Energy initiatives around the globe will provide jobs and economic stimulus, including an expected 500,000 jobs in Obama’s brave new world; a £50 billion market for wind, wave and tidal power equipment in the UK by 2020, and France has plans to multiply by 400 the amount of solar power used in the country in the next 12 years. These are just but a few of the pipeline plans centered on an energy revolution.

And yet many proponents are calling for more investment and freely admit that in terms of pure price comparisons clean energy will only compete on an economic rationale when fossil fuels are subjected to a mechanism for pricing carbon. Then, and only then, will the true cost and economic benefit of cleaner fuel come to the fore.
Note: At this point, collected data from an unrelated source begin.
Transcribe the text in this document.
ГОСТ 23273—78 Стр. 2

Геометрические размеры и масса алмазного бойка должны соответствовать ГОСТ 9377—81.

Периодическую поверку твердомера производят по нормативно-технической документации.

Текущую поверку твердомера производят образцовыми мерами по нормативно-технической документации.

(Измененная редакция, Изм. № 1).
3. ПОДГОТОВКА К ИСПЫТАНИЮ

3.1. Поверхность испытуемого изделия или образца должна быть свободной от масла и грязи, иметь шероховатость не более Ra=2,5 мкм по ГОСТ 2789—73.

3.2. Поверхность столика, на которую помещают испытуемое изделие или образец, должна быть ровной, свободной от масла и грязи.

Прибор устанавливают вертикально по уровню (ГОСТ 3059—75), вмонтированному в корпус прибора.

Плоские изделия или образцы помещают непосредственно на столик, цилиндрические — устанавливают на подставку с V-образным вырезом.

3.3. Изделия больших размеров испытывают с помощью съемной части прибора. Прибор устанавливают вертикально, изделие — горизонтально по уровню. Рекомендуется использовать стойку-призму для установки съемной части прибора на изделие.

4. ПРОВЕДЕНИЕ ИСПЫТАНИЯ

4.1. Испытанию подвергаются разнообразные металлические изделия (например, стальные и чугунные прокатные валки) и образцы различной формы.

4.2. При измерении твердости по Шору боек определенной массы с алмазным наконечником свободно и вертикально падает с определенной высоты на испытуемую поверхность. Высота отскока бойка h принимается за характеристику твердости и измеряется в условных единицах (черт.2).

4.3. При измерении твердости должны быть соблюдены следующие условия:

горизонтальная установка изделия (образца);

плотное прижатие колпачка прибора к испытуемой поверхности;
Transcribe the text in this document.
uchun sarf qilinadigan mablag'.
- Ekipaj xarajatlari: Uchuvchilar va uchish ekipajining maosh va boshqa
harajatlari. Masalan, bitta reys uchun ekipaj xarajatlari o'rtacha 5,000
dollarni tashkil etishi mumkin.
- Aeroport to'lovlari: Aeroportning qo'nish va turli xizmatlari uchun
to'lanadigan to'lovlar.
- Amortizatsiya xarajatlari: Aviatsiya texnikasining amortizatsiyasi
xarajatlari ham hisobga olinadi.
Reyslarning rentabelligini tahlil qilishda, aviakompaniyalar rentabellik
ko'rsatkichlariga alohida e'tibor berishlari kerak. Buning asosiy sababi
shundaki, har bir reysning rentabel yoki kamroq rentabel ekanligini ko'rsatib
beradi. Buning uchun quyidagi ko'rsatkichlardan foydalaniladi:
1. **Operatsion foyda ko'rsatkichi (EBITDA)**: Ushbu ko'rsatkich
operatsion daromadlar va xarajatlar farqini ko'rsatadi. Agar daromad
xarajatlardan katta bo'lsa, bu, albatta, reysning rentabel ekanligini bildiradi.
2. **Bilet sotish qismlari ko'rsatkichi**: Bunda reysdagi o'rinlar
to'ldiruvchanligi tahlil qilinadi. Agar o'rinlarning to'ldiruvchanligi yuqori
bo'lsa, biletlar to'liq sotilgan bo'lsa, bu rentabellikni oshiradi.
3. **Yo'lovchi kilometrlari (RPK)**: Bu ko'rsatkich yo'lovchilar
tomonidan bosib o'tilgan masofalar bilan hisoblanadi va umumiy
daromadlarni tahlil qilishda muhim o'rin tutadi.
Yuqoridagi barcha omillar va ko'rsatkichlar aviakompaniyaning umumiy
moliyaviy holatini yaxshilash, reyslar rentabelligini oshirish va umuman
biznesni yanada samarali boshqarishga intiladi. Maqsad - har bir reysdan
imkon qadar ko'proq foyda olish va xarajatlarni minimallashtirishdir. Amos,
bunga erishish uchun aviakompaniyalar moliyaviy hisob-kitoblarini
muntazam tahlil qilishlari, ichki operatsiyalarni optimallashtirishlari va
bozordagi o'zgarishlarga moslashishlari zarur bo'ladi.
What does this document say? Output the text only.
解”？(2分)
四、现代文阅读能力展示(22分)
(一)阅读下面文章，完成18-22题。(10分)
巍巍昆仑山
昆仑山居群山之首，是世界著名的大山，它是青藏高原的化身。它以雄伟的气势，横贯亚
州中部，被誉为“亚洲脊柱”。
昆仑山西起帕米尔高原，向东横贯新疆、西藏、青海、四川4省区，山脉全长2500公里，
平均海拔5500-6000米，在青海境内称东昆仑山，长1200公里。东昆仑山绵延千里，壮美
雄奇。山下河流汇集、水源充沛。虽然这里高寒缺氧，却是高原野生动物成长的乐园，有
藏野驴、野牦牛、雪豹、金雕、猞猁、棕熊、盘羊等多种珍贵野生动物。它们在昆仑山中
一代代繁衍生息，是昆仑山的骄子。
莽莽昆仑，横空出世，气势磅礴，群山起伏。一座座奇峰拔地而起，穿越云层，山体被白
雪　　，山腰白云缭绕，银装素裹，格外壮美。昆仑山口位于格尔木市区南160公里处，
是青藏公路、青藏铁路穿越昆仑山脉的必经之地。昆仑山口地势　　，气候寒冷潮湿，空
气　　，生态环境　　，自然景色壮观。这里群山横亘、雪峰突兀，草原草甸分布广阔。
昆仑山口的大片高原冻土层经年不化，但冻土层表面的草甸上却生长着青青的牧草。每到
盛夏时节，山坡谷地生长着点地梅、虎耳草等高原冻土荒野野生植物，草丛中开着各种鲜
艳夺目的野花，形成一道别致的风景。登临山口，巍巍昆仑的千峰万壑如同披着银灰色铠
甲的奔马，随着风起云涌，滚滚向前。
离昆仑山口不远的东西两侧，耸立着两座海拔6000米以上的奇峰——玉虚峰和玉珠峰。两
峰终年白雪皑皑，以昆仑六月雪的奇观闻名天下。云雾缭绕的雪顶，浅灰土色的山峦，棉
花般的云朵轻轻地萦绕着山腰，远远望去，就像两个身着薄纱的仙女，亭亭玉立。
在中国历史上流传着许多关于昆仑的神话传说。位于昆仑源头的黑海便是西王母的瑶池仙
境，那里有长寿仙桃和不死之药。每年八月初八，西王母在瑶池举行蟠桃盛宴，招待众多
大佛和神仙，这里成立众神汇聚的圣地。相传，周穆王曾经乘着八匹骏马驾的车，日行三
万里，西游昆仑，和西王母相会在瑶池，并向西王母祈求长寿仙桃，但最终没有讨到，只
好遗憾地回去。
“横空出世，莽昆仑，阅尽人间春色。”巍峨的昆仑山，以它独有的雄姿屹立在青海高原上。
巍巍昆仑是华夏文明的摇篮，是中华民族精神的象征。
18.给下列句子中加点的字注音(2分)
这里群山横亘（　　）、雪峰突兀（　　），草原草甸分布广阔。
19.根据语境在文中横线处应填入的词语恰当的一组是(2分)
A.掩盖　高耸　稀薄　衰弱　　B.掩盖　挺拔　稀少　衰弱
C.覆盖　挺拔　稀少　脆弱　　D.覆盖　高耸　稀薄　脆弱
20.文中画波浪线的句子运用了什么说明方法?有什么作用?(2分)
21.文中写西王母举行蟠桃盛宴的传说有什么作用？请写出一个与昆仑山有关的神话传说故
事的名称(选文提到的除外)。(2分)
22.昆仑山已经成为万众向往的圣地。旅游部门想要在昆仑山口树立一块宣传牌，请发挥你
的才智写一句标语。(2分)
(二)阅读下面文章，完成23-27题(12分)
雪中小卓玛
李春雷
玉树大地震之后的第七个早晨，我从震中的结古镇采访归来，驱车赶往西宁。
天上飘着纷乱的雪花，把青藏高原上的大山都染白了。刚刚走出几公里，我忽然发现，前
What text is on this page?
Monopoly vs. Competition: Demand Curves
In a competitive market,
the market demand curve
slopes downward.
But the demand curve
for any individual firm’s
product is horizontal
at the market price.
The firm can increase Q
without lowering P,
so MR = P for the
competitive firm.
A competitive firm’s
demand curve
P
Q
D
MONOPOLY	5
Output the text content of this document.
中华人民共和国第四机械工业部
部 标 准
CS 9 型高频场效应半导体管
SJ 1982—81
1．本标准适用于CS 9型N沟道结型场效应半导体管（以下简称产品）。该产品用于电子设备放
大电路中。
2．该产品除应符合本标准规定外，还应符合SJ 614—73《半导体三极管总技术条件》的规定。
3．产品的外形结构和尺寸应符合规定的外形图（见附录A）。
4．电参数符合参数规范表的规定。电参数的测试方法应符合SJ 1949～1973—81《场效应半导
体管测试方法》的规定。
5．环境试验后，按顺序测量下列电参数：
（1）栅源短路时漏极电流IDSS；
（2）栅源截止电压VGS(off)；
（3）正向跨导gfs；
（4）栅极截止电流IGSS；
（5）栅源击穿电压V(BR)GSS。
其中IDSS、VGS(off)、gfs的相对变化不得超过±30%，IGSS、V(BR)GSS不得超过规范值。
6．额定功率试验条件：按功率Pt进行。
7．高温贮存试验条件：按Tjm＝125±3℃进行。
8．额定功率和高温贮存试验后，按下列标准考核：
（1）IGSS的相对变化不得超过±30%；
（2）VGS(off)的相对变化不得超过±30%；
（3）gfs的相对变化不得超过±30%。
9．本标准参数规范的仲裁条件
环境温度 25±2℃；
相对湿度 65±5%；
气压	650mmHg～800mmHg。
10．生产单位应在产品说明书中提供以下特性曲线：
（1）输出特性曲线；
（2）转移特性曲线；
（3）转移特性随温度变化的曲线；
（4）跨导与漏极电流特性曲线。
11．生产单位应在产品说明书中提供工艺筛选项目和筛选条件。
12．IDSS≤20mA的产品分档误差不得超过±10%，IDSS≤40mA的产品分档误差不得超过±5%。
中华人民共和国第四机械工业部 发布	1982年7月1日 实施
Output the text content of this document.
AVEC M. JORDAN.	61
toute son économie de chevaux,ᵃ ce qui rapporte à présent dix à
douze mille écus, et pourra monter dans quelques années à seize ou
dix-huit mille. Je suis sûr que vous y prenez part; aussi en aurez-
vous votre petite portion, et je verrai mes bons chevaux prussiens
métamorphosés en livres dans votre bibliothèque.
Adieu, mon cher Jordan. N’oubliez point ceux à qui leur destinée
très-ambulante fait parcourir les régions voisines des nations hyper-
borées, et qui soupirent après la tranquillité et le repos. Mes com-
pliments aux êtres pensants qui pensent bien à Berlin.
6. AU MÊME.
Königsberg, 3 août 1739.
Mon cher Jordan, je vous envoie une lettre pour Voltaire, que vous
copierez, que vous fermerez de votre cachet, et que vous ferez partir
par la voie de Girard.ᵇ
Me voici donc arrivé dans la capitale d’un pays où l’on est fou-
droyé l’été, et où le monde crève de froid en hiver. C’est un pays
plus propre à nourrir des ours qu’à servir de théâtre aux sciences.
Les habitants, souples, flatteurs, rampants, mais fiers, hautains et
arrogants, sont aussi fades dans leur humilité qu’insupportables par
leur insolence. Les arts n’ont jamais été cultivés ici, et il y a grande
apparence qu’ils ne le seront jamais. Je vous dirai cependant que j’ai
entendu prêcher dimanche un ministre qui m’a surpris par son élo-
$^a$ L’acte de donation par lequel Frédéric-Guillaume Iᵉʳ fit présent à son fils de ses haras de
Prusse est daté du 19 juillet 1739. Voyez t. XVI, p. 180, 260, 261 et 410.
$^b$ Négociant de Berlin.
The economic trough we are continuing to suffer in 2009 will act as a litmus test for the resolve for the clean energy movement. It is essential that the capital is found to continue the process, that governments are brave enough to push through with not only infrastructure investment but also a leveling of the playing field to expose the true cost of polluting alternatives. And then, far from being and economic drag on growth and company performance, cleaner energy could just be the catalyst that gets the global economy out of its malaise and drives forward a new boom cycle.